We present JustSayIt.jl, a software and high-level API for offline, low latency and secure translation of human speech to computer commands or text, leveraging the Vosk Speech Recognition Toolkit. The API includes an unprecedented, highly generic extension to the Julia programming language, which allows to declare arguments in standard function definitions to be obtainable by voice. As a result, it empowers any programmer to quickly write new commands that take arguments from human voice.
Leading software companies have heavily invested in voice assistant software since the dawn of the century. However, they naturally prioritize use cases that directly or indirectly bring economic profit. As a result, their developments cover, e.g., the needs of the entertainment sector abundantly, but those of academia and software development only poorly. There is particularly little support for Linux, whereas it is the preferred operating system for many software developers and computational scientists. The open source voice assistant project MyCroft fully supports Linux, but provides little tools that appear helpful for productive work in academia and software development; moreover, adding new skills to MyCroft seems to be complex for average users and appears to require considerable knowledge about the specificities of MyCroft. JustSayIt.jl addresses these shortcomings by providing a lightweight framework for easily extensible, offline, low latency, highly accurate and secure speech to command or text translation on Linux, MacOS and Windows.
JustSayIt's high-level API allows to declare arguments in standard Julia function definitions to be obtainable by voice, which constitutes an unprecedented, highly generic extension to the Julia programming language. For such functions, JustSayIt automatically generates a wrapper method that takes care of the complexity of retrieving the arguments from the speakers voice, including interpretation and conversion of the voice arguments to potentially any data type. JustSayIt commands are implemented with such voice argument functions, triggered by a user definable mapping of command names to functions. As a result, it empowers programmers without any knowledge of speech recognition to quickly write new commands that take their arguments from the speakers voice. Moreover, JustSayIt unites the Julia and Python communities by using both languages: it leverages Julia's performance and metaprogramming capabilities and Python's larger ecosystem where no Julia package is considered suitable. JustSayIt relies on PyCall.jl and Conda.jl, which renders installing and calling Python packages from within Julia almost trivial. JustSayIt is ideally suited for development by the world-wide open source community as it provides an intuitive high-level API that is readily understandable by any programmer and unites the Python and Julia community.
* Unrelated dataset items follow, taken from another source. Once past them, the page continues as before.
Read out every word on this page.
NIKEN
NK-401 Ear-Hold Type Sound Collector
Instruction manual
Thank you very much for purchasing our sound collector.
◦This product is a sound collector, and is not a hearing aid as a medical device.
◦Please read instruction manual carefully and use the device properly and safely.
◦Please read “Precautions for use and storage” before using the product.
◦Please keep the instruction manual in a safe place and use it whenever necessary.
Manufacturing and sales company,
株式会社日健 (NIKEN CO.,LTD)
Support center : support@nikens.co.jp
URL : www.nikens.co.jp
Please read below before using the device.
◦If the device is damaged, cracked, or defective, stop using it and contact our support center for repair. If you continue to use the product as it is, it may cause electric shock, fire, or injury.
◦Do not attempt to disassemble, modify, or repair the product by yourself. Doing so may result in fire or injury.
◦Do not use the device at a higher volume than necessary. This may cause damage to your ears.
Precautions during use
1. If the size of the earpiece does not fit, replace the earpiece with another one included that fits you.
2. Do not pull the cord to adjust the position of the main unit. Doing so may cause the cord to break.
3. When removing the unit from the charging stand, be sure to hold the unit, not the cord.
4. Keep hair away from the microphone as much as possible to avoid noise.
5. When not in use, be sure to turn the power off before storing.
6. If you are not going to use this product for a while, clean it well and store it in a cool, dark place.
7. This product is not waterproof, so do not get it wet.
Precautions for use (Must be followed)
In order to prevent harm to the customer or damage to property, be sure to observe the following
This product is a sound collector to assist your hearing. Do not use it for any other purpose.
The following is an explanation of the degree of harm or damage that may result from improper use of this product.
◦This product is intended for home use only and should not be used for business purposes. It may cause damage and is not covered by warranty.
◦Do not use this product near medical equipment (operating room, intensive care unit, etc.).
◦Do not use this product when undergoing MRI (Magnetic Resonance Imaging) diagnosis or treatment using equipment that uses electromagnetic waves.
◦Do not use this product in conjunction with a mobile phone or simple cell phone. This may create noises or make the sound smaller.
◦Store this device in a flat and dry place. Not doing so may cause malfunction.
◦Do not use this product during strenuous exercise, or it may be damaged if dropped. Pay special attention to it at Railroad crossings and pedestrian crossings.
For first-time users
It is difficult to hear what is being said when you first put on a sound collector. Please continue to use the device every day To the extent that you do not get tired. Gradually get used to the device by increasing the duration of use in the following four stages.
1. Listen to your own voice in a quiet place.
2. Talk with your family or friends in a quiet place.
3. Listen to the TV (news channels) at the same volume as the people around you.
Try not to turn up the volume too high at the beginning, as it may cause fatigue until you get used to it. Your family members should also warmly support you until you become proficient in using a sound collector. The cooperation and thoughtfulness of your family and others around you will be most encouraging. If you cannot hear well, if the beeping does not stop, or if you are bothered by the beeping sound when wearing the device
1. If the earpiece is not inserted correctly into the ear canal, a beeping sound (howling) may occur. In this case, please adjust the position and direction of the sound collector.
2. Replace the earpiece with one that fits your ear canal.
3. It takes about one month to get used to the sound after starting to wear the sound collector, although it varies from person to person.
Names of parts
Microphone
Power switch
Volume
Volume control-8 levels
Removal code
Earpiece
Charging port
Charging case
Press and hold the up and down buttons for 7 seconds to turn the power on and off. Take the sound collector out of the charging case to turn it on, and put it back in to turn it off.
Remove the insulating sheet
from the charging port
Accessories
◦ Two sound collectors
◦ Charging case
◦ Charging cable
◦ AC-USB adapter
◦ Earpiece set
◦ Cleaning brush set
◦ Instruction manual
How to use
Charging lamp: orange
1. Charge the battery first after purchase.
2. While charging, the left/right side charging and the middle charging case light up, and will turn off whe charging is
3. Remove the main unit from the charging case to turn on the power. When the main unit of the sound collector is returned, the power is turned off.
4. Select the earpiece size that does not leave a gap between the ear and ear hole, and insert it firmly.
JustSayIt implements a novel algorithm for high performance context dependent recognition of spoken commands which leverages the Vosk Speech Recognition Toolkit. A specialized high performance recognizer is defined for each function argument that is obtainable by voice and has a restriction on the valid input. In addition, when beneficial for recognition accuracy, the recognizer for a voice argument is generated dynamically depending on the command path taken before the argument. To enable minimal latency for single word commands (latency refers here to the time elapsed between a command is spoken and executed), the latter can be triggered in certain conditions upon bare recognition of the corresponding sounds without waiting for silence as normally done for the confirmation of recognitions. Thus, JustSayIt is suitable for commands where a perceivable latency would be unacceptable, as, e.g., mouse clicks. Single word commands' latency is typically in the order of a few milliseconds on a regular notebook. JustSayIt achieves this high performance using only one CPU core and can therefore run continuously without harming the computer usage experience.
In conclusion, JustSayIt demonstrates that the development of our future voice assistants can take a fresh and new path that is neither driven by the priorities and economic interests of global software companies nor by a small open source community of speech recognition experts; instead, the entire world-wide open source community is empowered to contribute in shaping our future daily assistants.